Back
Chronic kidney disease (CKD) has a prevalence of 10% among Brazilians. The presence of two risk alleles called G1 and G2 of the Apolipoprotein L1 gene (APOL1), which are more frequent in individuals of African descent, has been associated with CKD, and rare in people of European descent. Here, we evaluated the clinical profile and genomic ancestry of Brazilian individuals affected by CKD and a control group of self-declared black individuals from Southern Brazil.
Clinical data were obtained from medical records and questionnaires applied to individuals. The whole genome sequence (WGS) were sequenced from blood samples. Genetic data were analyzed using bioinformatics tools with the GATK, VCFTOOLS and PLINK packages. Global ancestry was estimated with the ADMIXTURE program. Descriptive analysis of clinical data was performed using the SPSS program, observing absolute frequencies, measures of central tendency and dispersion. The sample groups, cases and controls, were compared in terms of the G1 and G2 alleles, and clinical characteristics.

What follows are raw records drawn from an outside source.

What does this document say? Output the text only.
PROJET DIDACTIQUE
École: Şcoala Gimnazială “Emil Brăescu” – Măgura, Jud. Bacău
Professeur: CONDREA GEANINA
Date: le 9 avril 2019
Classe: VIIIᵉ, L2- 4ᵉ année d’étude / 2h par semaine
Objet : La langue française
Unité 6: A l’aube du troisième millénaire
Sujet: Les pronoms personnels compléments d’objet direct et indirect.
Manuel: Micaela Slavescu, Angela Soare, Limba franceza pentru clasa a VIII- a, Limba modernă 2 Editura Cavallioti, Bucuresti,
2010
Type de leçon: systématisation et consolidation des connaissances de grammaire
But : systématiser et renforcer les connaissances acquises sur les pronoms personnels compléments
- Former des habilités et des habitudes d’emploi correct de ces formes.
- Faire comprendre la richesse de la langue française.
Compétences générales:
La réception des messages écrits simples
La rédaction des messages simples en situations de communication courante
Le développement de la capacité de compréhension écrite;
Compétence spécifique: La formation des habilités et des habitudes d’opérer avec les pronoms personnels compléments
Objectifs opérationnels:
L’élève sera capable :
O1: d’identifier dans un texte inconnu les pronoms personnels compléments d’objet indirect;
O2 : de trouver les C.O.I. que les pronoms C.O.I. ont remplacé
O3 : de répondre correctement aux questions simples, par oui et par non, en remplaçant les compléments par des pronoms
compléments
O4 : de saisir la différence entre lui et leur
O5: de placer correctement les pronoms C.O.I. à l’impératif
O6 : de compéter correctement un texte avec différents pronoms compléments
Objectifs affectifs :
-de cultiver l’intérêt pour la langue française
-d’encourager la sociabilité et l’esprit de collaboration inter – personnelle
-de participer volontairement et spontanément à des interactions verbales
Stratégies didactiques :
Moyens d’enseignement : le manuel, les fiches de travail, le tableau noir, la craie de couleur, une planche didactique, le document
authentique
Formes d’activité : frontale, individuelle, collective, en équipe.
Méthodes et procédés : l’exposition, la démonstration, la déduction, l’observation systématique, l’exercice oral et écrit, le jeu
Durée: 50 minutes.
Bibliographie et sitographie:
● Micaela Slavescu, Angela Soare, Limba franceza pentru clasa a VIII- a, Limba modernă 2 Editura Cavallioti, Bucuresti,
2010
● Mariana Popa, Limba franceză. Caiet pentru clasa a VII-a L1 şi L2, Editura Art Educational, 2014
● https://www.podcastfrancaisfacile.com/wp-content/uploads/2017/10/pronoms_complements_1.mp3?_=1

Multivariate binary logistic regression analysis was employed to investigate the frequency of risk alleles in the APOL1 and the role of low-risk G0/G0, moderate-risk G1/G0 (rs73885319 and rs60910145) and G0/G2 (rs143830837) and high-risk G1/G2 (rs73885319, rs60910145 and rs143830837) genotypes in the risk of developing CKD. The study was approved by the Research Ethics Committee of the Hospital de Clínicas de Porto Alegre (CAAE: 36976820.5.0000.5327).
A total of 345 individuals were analyzed, 175 cases and 170 controls. Carries of risk alleles (G1/G1, G1/G2, G2/G2) accounted for 7.9%, and 92.1% were without risk genotypes (G0). The allele frequency was estimated at 11% for G1 (rs73885319, A:0.88/G:0.12 and rs60910145, T:0.89/G:0.11) and 5% for G2 (rs14383830837, AATAATT: 0.95/INDEL:0.05). Multivariate analysis considering sex and age estimated an odds ratio (OR) of 4.717 (95% CI 1.53 - 14.53, p= 0.007) for the development of CKD in carriers of APOL1 risk alleles. In the analysis of the global ancestry of the individuals in the study, on average, African ancestry stands out (49%), European (40%) and Native American (11%).
We identified the presence of risk alleles and an increased risk of developing CKD in carriers of G1 and G2 alleles. These findings are consistent with existing literature and underscore the need for health care and management in the Afro-Brazilian population.